The closures meant some residents slogged for hours through mud and debris in an attempt to find food and shelter.

“Acapulco is a total disaster. It is not what it was before. The park was totally destroyed, the buildings, all the streets,” said 24-year-old Eric Hernandez, who made the decision to leave on foot.

“The shops had all been looted, people were fighting for things. So we decided to walk as there wasn’t anything left there,” he said.

Others said an overflowing river and collapsed bridges had cut off communities near Acapulco.

“A lot of people got stuck on the other side of the river in our village, which was overflowing a lot. People were left homeless, there’s no electricity,” said Israel Perez, a 21-year-old baker.
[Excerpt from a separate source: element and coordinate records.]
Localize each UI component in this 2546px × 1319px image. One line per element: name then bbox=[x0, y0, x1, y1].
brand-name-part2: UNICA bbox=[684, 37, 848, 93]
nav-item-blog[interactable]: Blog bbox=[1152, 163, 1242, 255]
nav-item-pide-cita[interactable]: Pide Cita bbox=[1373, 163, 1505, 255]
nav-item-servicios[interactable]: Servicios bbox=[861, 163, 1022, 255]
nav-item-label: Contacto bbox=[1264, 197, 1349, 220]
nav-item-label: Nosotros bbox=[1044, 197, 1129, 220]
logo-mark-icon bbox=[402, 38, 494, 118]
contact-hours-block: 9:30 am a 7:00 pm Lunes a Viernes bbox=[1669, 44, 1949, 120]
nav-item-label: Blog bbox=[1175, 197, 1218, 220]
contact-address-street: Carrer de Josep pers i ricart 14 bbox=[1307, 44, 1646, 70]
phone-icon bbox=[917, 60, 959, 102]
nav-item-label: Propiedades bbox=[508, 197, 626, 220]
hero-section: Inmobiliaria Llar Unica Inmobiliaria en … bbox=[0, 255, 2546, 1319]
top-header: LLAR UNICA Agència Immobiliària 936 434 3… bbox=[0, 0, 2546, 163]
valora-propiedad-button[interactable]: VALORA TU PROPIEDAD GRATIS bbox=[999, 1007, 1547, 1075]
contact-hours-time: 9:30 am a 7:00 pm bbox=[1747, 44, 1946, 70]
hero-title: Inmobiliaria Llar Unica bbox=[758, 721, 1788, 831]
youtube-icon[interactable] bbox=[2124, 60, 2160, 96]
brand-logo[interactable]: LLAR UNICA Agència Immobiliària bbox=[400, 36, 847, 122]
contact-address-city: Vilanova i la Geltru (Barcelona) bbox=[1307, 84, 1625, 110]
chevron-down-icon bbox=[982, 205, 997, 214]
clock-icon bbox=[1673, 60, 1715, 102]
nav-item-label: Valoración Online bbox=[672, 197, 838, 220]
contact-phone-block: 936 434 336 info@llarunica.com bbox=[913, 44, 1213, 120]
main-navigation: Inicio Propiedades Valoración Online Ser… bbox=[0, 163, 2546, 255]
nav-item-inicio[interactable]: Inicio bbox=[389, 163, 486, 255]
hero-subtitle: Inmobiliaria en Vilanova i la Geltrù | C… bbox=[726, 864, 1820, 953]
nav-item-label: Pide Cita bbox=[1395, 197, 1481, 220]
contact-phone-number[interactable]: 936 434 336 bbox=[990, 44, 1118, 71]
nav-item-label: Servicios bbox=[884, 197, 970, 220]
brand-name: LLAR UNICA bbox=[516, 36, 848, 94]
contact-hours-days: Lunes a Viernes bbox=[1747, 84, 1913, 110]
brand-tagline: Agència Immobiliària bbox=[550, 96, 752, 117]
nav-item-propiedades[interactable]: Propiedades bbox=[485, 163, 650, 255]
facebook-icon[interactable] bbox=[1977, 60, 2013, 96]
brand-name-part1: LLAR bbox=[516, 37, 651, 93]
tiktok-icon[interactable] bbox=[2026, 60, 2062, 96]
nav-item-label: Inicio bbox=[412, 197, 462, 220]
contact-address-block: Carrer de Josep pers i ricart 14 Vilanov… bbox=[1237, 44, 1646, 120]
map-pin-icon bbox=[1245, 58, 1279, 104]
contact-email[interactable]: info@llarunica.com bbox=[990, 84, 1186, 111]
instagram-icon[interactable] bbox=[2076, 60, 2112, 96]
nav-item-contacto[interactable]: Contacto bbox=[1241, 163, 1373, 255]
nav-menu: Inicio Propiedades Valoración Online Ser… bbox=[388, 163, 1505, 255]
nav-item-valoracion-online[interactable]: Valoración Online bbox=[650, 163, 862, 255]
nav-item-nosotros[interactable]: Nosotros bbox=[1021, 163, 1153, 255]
Mexican President Andres Manuel Lopez Obrador (3-L) and members of his cabinet walk on the mud as they visit the El Kilometro 42 community, near Acapulco, Guerrero State, Mexico, after the passage of Hurricane Otis, on October 25, 2023. Image Credit: AFP

Security Minister Rosa Icela Rodriguez told a news conference Thursday that 27 people were dead and four were missing.

Aid convoy

A convoy carrying humanitarian aid set off to try to reach Acapulco - home to about 780,000 people - by land since the airport was closed, authorities said.

Otis rapidly strengthened to the most powerful category of the five-step Saffir-Simpson scale before hitting land overnight Tuesday-Wednesday, taking authorities by surprise.

“Rarely, according to records, does a hurricane develop so quickly and with such force,” Lopez Obrador said.

People recounted a terrifying ordeal as Otis made landfall on the usually sun-kissed resort town.

“The building shook as if there was an earthquake,” Citlali Portillo, a tourist accommodation manager, told the television channel Televisa, adding that she had taken shelter in a bathtub.

Videos posted on social media showed severely damaged hotels and other buildings, including many shattered windows.

Tourists used beds and mattresses for protection in their hotel rooms, once windows were blown out.

Toppled trees were seen in the debris-strewn streets and a shopping mall appeared to have suffered major structural damage in Acapulco, located in the southern state of Guerrero.

More than 500 emergency shelters were opened for residents.

Hurricanes hit Mexico every year on both its Pacific and Atlantic coasts, usually between May and November, though few make landfall as a Category 5.

In October 1997, Hurricane Pauline hit Mexico’s Pacific coast as a Category 4 storm, leaving more than 200 people dead, some of them in Acapulco.

It was one of the deadliest hurricanes to batter Mexico.

In October 2015, Patricia became the most powerful hurricane ever recorded, pummeling Mexico’s Pacific coast with sustained winds of 200 miles per hour.

But the storm caused only material damage and no deaths as it made landfall in a sparsely populated mountainous area.

Just this week, Tropical Storm Norma left three people dead, including a child, after making landfall for a second time in the northwestern state of Sinaloa.

Earlier this month, two people died when Category 4 Hurricane Lidia struck the western states of Jalisco and Nayarit.

Scientists have warned that storms are becoming more powerful as the world gets warmer with climate change.